What's the difference, part one: Generics are not templates

Because I'm a geek, I enjoy learning about the sometimes-subtle differences between easily-confused things. For example:

  • I'm still not super-clear in my head on the differences between a hub, router and switch and how it relates to the gnomes that live inside of each.
  • Hunks of minerals found in nature are rocks; as soon as you put them in a garden or build a bridge out of them, suddenly they become stones.
  • When a pig hits 120 pounds, it's a hog.

I thought I might do an occasional series on easily confounded concepts in programming language design. 

Here’s a question I get fairly often:

public class C
{
public static void DoIt<T>(T t)
{
ReallyDoIt(t);
}
private static void ReallyDoIt(string s)
{
System.Console.WriteLine("string");
}
private static void ReallyDoIt<T>(T t)
{
System.Console.WriteLine("everything else");
}
}

What happens when you call C.DoIt<string>? Many people expected that “string” is printed, when in fact “everything else” is always printed, no matter what T is.

The C# specification says that when you have a choice between calling ReallyDoIt<string>(string) and ReallyDoIt(string) – that is, when the choice is between two methods that have identical signatures, but one gets that signature via generic substitution – then we pick the “natural” signature over the “substituted” signature. Why don’t we do that in this case?

Because that’s not the choice that is presented. If you had said

ReallyDoIt("hello world");

then we would pick the “natural” version. But you didn’t pass something known to the compiler to be a string. You passed something known to be a T, an unconstrained type parameter, and hence it could be anything. So, the overload resolution algorithm reasons, is there a method that can always take anything? Yes, there is.

This illustrates that generics in C# are not like templates in C++. You can think of templates as a fancy-pants search-and-replace mechanism. When you say DoIt<string> in a template, the compiler conceptually searches out all uses of “T”, replaces them with “string”, and then compiles the resulting source code. Overload resolution proceeds with the substituted type arguments known, and the generated code then reflects the results of that overload resolution.

That’s not how generic types work; generic types are, well, generic. We do the overload resolution once and bake in the result. We do not change it at runtime when someone, possibly in an entirely different assembly, uses string as a type argument to the method. The IL we’ve generated for the generic type already has the method its going to call picked out. The jitter does not say “well, I happen to know that if we asked the C# compiler to execute right now with this additional information then it would have picked a different overload. Let me rewrite the generated code to ignore the code that the C# compiler originally generated...” The jitter knows nothing about the rules of C#.

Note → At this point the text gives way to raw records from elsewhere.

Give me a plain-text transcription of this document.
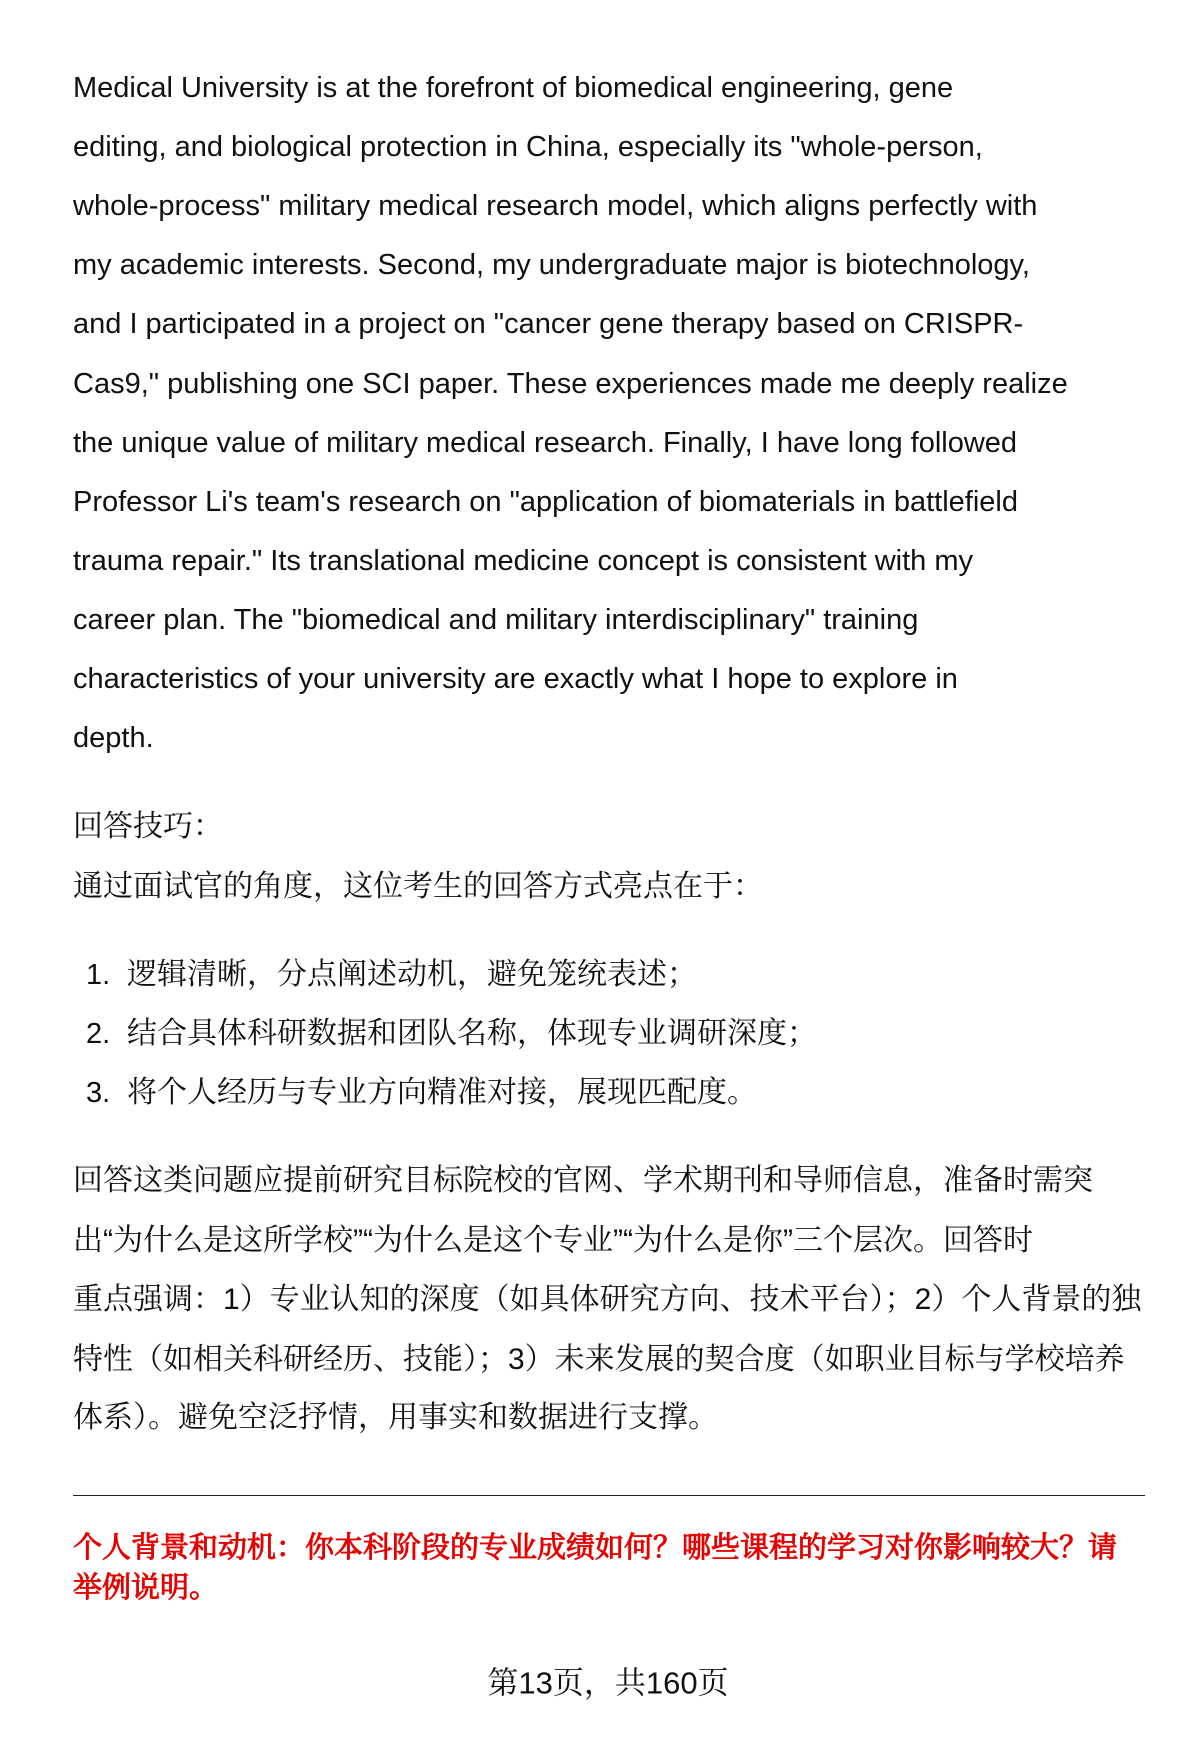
Medical University is at the forefront of biomedical engineering, gene
editing, and biological protection in China, especially its "whole-person,
whole-process" military medical research model, which aligns perfectly with
my academic interests. Second, my undergraduate major is biotechnology,
and I participated in a project on "cancer gene therapy based on CRISPR-
Cas9," publishing one SCI paper. These experiences made me deeply realize
the unique value of military medical research. Finally, I have long followed
Professor Li's team's research on "application of biomaterials in battlefield
trauma repair." Its translational medicine concept is consistent with my
career plan. The "biomedical and military interdisciplinary" training
characteristics of your university are exactly what I hope to explore in
depth.
回答技巧：
通过面试官的角度，这位考生的回答方式亮点在于：
1. 逻辑清晰，分点阐述动机，避免笼统表述；
2. 结合具体科研数据和团队名称，体现专业调研深度；
3. 将个人经历与专业方向精准对接，展现匹配度。
回答这类问题应提前研究目标院校的官网、学术期刊和导师信息，准备时需突
出“为什么是这所学校”“为什么是这个专业”“为什么是你”三个层次。回答时
重点强调：1）专业认知的深度（如具体研究方向、技术平台）；2）个人背景的独
特性（如相关科研经历、技能）；3）未来发展的契合度（如职业目标与学校培养
体系）。避免空泛抒情，用事实和数据进行支撑。
个人背景和动机：你本科阶段的专业成绩如何？哪些课程的学习对你影响较大？请
举例说明。
第13页，共160页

Essentially, the case above is no different from this:

public class C
{
public static void DoIt(object t)
{
ReallyDoIt(t);
}
private static void ReallyDoIt(string s)
{
System.Console.WriteLine("string");
}
private static void ReallyDoIt(object t)
{
System.Console.WriteLine("everything else");
}
}

When the compiler generates the code for the call to ReallyDoIt, it picks the object version because that’s the best it can do. If someone calls this with a string, then it still goes to the object version.

Now, if you do want overload resolution to be re-executed at runtime based on the runtime types of the arguments, we can do that for you; that’s what the new “dynamic” feature does in C# 4.0. Just replace “object” with “dynamic” and when you make a call involving that object, we’ll run the overload resolution algorithm at runtime and dynamically spit code that calls the method that the compiler would have picked, had it known all the runtime types at compile time.